Besides times and financial constraints, some other factors that
militated against this research projects includes:
1. Lack of books: The scope of
its work was selectively affected because of scarcity of books in the relevant
areas.
2. Attitude constraints: In
the case of the questionnaire, some blatantly refused to collect it to gill
while those that collected tool a lot of time to fill the required answers.
Some fill them haphazardly.
3 Bureautic constraints: Under this limitation concrete attempt made to interview or reach
top official failed because of redtaptism in running official engagements and
procedures in releasing the official or secret of the company.
1.12 DEFINITION
OF TERMS:
i.

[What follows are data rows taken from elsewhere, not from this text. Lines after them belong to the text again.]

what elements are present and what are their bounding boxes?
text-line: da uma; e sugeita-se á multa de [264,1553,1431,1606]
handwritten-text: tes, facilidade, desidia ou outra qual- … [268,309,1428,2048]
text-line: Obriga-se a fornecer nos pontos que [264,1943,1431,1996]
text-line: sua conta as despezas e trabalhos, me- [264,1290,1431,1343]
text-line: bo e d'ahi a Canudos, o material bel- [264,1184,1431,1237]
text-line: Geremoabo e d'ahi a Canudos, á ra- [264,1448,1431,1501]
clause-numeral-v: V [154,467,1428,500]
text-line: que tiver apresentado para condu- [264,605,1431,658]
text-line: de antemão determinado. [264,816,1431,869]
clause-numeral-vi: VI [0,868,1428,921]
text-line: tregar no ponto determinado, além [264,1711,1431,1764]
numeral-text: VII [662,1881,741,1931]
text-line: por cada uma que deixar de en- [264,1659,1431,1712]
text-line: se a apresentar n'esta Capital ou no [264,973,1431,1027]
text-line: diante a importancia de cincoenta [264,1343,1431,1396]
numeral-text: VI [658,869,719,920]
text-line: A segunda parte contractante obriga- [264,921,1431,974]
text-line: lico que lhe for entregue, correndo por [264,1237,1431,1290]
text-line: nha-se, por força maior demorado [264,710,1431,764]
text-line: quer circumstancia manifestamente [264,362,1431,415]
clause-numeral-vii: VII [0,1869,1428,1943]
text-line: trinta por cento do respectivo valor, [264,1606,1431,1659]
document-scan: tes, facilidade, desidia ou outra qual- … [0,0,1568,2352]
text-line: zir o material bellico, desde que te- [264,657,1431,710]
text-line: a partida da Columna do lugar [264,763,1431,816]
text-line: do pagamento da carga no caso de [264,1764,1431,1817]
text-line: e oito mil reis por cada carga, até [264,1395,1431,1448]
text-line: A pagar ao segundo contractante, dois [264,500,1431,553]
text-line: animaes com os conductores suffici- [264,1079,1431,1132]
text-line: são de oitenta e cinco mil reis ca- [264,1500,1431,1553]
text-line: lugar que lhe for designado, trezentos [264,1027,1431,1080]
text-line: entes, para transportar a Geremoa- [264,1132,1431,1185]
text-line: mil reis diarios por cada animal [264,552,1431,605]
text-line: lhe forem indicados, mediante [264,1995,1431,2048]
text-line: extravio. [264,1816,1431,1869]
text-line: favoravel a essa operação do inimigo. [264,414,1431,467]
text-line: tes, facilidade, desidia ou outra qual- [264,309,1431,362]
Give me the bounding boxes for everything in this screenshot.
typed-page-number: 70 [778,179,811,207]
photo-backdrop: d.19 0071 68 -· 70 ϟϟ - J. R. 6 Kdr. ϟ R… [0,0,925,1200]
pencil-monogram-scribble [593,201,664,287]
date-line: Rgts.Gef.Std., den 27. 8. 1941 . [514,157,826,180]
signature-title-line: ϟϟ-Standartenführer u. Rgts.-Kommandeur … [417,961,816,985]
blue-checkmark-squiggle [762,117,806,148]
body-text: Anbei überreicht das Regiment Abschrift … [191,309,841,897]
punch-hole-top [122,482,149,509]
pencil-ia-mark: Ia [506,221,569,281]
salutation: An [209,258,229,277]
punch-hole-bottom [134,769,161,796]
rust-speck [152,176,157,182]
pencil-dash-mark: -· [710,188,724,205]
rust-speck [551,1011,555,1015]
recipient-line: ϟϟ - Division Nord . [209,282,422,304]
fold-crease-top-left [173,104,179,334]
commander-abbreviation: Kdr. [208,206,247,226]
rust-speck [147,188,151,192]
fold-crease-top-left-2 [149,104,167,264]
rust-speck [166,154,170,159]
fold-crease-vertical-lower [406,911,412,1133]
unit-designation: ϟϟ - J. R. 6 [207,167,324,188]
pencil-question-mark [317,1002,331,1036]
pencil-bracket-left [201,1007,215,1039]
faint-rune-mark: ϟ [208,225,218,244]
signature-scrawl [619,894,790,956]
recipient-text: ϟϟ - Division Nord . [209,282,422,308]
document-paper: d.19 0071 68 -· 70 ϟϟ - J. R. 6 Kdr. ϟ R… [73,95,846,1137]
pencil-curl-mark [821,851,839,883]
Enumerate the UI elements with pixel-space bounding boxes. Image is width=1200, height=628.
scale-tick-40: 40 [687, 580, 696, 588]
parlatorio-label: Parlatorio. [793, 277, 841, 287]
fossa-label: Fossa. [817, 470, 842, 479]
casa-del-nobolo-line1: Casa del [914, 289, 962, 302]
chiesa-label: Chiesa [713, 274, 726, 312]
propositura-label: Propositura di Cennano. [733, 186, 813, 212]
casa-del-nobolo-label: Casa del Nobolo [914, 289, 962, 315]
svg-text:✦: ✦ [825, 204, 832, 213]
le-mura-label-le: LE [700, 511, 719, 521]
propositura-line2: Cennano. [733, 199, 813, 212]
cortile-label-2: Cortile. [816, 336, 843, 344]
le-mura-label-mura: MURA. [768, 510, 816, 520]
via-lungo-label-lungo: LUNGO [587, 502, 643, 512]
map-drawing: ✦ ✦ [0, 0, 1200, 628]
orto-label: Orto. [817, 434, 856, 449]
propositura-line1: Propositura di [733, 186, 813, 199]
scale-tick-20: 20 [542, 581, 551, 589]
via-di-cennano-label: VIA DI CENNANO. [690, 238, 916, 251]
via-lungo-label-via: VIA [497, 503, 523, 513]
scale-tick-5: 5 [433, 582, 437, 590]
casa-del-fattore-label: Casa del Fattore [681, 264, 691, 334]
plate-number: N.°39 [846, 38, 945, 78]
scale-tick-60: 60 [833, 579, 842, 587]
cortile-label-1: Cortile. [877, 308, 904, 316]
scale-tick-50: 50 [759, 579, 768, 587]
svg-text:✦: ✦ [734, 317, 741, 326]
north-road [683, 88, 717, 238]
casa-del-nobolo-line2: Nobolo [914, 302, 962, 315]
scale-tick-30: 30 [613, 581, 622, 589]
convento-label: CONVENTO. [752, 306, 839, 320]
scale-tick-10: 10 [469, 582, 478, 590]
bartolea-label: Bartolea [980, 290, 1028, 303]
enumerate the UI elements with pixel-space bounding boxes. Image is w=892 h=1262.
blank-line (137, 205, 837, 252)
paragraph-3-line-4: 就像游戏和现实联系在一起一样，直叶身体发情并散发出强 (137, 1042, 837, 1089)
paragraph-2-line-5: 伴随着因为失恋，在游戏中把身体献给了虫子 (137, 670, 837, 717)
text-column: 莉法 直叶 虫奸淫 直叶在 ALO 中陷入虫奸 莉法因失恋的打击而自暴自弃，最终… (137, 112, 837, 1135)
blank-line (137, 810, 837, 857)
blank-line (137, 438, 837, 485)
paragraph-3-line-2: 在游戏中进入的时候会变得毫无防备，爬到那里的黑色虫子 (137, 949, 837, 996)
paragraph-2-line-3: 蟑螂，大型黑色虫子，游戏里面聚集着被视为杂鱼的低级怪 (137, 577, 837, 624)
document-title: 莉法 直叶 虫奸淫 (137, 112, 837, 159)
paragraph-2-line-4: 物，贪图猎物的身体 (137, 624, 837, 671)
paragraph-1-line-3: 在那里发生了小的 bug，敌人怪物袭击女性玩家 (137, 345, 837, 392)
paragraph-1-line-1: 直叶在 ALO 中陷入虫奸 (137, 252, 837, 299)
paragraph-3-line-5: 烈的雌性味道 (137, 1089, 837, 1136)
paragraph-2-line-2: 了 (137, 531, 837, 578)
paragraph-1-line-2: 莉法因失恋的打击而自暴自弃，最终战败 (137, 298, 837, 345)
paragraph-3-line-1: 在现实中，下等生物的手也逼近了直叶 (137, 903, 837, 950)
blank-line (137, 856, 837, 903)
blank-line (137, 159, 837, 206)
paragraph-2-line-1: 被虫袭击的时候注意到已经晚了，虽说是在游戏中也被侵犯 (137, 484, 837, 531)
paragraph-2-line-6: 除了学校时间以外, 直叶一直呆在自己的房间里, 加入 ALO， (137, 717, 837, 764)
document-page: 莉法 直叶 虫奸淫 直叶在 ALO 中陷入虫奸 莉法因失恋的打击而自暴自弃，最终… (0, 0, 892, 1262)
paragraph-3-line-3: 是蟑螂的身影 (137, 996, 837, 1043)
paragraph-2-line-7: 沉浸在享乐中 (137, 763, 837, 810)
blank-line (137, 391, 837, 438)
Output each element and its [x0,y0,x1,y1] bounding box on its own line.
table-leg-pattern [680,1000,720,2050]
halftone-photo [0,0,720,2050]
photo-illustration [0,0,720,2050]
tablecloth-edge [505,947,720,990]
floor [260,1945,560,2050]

Financial Institution: it
may be defined as unit or sectors which mobilized sailing and allocate them
into investment projects for this study, I shall take them as those
institutions which gather together financial resources from surpluses sector to
pump into the deficit sectors for stability
Nigeria banking system development.
ii. Modus operand: This means the mode of
operation in the financial institution.
iii.
Financial intermediation: these
are bank regulation which match the deposit requirement of savers with the
investment requirements of the borrowers.
iv.
Savings: it
constitutes that part of income not spent on consumption or expenditure on
goods or services. But for in purpose of this project, saving will be taken as
that part of total income not spent on immediate consumption but is set towards
accentuation of capital for further transactions.
v.
Non-Banks: In this
project, non banks on bank regulation includes insurance companies, investment
companies unit trust, co-operative societies, Bureax De change, primary
mortgage institutions and pension and provident fund all these are non-banks, bank
regulation which help in stability
Nigeria banking system growth of the stability of the Nigeria Bank system.